Another boon to practising doctors is pharmacopoeias, which provide various essential details on contraindications, drug interactions, and adverse reactions.

After all, which doctor wouldn’t like the convenience of instantly referring to a pharmacopoeia before giving a prescription? It would save him considerable amount of time as compared to going through the huge volumes that he would traditionally have to refer to.

Dr Pardiwala uses ePocrates qRx, a clinical drug database for Palm PDAs that contains information on more than 99 per cent of the commonly prescribed drugs, for checking up on a prescription. “More physicians should take up the use of PDAs. Being techno-savvy in this case has helped me and I feel that it will benefit the medical fraternity a lot,” he adds.

Some of the other medical software for PDAs doing the rounds are those used for patient management and tracking, medical billing and medical/ surgical procedure tracking.

Before you get a PDA
By now you’re probably checking to see if a handheld will fit into your budget for this quarter. But before you go rushing out to buy one, hold on for a second.

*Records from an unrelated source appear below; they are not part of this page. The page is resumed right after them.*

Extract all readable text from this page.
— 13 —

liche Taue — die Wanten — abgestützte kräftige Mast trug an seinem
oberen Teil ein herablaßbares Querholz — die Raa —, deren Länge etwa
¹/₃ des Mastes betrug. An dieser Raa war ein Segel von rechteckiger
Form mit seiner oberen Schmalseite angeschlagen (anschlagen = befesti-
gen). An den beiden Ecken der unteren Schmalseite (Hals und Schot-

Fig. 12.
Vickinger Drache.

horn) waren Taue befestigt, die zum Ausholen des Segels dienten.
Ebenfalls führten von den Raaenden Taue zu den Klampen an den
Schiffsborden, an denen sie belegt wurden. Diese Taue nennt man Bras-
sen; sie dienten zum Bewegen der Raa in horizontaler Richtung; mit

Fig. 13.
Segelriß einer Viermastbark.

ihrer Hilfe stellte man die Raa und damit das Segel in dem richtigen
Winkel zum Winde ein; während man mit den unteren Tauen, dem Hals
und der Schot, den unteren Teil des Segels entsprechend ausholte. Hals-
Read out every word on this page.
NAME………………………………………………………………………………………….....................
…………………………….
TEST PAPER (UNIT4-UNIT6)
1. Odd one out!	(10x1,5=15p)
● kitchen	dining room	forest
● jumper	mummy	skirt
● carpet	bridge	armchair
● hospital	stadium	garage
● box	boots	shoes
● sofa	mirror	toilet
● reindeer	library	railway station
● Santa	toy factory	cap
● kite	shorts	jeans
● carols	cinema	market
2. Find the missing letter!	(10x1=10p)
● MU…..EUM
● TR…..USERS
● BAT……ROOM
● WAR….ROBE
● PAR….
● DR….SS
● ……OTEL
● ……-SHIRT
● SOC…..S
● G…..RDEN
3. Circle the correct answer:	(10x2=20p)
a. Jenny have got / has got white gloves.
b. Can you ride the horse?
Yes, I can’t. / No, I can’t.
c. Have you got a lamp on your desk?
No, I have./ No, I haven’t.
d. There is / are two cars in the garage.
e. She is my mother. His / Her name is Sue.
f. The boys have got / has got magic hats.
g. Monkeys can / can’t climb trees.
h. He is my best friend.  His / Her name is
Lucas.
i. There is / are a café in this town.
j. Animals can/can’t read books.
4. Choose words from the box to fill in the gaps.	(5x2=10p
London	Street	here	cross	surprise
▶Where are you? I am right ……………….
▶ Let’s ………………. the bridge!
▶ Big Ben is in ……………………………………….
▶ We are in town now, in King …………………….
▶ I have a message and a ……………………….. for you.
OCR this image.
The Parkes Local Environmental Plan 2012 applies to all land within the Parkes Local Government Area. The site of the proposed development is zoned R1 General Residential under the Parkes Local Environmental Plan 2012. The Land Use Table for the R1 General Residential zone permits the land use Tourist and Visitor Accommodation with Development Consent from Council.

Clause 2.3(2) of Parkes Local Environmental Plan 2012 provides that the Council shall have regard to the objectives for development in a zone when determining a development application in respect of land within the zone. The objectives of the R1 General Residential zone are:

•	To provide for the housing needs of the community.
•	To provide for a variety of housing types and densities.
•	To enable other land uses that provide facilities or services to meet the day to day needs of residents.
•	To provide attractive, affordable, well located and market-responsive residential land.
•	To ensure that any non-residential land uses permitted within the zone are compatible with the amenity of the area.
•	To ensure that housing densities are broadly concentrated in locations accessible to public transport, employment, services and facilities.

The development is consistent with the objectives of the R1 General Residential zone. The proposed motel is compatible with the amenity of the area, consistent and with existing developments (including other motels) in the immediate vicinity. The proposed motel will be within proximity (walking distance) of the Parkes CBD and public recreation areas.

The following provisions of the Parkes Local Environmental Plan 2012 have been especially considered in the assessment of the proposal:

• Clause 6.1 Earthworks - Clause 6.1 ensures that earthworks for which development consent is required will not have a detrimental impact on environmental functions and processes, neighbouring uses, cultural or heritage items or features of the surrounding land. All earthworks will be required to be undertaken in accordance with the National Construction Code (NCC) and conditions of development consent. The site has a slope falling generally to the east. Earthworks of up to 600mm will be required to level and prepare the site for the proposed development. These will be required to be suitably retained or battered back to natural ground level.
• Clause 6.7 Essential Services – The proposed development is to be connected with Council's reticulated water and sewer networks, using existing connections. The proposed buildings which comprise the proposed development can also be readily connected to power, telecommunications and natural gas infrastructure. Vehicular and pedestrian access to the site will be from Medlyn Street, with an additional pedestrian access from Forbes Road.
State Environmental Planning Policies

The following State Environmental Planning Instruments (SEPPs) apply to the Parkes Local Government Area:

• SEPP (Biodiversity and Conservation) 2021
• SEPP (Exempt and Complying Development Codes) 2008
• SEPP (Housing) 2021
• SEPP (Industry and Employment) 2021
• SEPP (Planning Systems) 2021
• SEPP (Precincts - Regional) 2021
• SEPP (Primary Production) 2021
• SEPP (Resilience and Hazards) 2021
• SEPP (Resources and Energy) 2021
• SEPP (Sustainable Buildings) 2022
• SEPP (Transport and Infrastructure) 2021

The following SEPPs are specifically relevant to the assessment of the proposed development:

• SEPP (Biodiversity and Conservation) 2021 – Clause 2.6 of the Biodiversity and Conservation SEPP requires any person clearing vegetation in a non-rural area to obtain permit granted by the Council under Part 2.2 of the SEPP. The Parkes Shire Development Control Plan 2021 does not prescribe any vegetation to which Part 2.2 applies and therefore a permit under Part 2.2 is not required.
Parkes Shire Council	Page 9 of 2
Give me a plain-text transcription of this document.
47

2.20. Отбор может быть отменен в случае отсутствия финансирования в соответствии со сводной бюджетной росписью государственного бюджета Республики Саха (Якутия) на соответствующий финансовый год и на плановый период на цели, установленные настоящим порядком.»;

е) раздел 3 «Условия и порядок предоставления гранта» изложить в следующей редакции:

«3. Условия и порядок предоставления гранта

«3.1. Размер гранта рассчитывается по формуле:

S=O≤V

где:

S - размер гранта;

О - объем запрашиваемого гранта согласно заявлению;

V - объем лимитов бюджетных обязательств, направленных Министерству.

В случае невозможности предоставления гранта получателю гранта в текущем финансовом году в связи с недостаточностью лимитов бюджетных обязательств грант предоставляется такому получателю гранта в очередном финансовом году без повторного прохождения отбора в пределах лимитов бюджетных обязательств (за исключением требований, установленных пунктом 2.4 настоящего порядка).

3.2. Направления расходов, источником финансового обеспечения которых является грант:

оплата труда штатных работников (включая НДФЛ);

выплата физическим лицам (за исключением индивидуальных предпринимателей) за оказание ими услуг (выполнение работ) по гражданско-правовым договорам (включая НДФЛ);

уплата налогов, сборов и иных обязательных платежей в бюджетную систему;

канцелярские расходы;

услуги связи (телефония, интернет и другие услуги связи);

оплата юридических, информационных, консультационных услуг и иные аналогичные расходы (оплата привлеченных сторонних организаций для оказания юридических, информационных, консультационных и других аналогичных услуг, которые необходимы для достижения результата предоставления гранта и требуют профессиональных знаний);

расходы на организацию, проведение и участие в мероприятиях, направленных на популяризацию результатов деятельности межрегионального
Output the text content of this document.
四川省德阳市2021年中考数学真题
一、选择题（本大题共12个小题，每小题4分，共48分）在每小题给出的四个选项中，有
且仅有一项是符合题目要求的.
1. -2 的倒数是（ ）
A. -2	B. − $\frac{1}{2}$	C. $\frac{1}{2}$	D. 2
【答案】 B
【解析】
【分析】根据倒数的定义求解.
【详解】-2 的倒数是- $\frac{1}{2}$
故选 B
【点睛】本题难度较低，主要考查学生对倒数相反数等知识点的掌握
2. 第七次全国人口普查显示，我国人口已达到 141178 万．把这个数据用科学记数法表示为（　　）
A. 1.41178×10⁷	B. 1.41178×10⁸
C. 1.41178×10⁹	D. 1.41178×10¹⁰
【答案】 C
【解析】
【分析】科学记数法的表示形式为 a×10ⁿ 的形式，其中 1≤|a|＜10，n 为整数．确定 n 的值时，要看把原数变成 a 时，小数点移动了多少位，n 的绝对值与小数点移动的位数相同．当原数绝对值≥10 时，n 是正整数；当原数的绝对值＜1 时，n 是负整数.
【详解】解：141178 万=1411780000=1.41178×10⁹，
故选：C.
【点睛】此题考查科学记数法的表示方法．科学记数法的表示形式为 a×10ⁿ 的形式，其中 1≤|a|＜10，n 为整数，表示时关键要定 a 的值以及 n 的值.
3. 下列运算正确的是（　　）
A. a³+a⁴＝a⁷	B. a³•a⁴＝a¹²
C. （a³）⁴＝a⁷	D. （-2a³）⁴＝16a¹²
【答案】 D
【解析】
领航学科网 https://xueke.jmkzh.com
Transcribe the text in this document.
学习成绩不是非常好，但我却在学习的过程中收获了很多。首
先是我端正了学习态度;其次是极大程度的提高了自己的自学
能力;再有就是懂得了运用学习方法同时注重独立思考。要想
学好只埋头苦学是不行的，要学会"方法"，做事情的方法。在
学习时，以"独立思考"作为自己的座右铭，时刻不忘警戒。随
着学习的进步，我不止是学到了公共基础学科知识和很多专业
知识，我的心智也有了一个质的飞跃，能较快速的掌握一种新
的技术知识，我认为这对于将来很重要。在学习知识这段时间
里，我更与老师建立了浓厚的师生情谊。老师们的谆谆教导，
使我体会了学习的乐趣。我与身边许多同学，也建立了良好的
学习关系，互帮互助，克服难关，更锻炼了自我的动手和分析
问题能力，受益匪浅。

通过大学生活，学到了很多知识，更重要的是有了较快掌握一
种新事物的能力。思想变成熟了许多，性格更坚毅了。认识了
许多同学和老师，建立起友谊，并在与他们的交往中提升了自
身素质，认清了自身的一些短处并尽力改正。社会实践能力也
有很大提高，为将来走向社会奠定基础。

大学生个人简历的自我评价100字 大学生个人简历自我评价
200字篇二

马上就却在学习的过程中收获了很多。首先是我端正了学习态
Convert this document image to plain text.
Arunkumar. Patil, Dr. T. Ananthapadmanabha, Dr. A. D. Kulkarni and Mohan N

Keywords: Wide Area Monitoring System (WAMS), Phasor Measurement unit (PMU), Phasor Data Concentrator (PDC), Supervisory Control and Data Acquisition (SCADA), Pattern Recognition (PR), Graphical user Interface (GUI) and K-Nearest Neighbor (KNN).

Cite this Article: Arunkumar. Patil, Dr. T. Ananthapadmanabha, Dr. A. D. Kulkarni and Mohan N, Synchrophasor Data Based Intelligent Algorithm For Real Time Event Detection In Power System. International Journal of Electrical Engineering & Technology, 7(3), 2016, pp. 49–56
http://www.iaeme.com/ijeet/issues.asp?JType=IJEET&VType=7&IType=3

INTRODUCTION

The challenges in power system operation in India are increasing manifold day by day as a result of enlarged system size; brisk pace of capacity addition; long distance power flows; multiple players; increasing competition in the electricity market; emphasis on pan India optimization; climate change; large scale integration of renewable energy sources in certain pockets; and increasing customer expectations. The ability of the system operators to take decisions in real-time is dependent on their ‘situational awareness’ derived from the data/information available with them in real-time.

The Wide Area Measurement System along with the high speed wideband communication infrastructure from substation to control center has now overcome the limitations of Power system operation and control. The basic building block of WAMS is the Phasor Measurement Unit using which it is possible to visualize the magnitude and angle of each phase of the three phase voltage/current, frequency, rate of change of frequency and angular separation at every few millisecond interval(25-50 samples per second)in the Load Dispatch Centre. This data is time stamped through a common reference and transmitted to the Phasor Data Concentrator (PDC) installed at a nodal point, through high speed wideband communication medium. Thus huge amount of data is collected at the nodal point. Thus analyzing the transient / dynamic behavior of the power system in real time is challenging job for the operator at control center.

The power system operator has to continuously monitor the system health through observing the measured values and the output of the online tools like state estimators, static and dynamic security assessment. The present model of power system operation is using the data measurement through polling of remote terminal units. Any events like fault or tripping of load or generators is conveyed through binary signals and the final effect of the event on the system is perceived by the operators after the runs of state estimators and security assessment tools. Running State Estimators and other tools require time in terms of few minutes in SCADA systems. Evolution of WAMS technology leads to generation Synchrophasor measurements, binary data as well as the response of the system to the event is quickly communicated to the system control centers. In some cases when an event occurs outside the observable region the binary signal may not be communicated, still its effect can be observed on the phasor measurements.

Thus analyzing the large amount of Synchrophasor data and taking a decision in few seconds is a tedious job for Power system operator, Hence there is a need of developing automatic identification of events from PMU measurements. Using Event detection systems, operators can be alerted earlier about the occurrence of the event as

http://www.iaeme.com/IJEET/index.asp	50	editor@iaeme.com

First determine why you want a PDA and whether you really require it.

If all you want to do is keep track of contacts, appointments and do calculations, you’re better off with an ordinary organiser. On the other hand, if you are one of those people who have to regularly take work home, and you can’t afford a laptop, this is a great option.

PDAs can work on all common office software such as Microsoft Office. There are numerous uses of a PDA other than the ones mentioned here and more are being discovered daily.

Once you’ve decided that this is the thing for you, the next issue is, how do you get hold of one? No PDAs are being manufactured in India at present, except for a brief attempt by Videocon to market the daVinci handheld some time back.

Some agencies are importing PDAs, but because of various duties and other taxes, an entry-level model worth Rs 9,000 might cost you as much as Rs 15,000 when you buy it from them. So it’s probably better to get some friend or relative to bring one for you from abroad.

A base model costs approximately Rs 7,000 with prices going all the way up to Rs 45,000 for high-end models. But think of it this way—you are getting a mobile computing device at less than one-fourth the price of an entry-level laptop.

Oh yes! Don’t forget to add the cost of ‘optional’ accessories such as clip-on modems, foldable keyboards and battery-rechargers. Face it, these costs will be inevitable once you get hooked. And you will.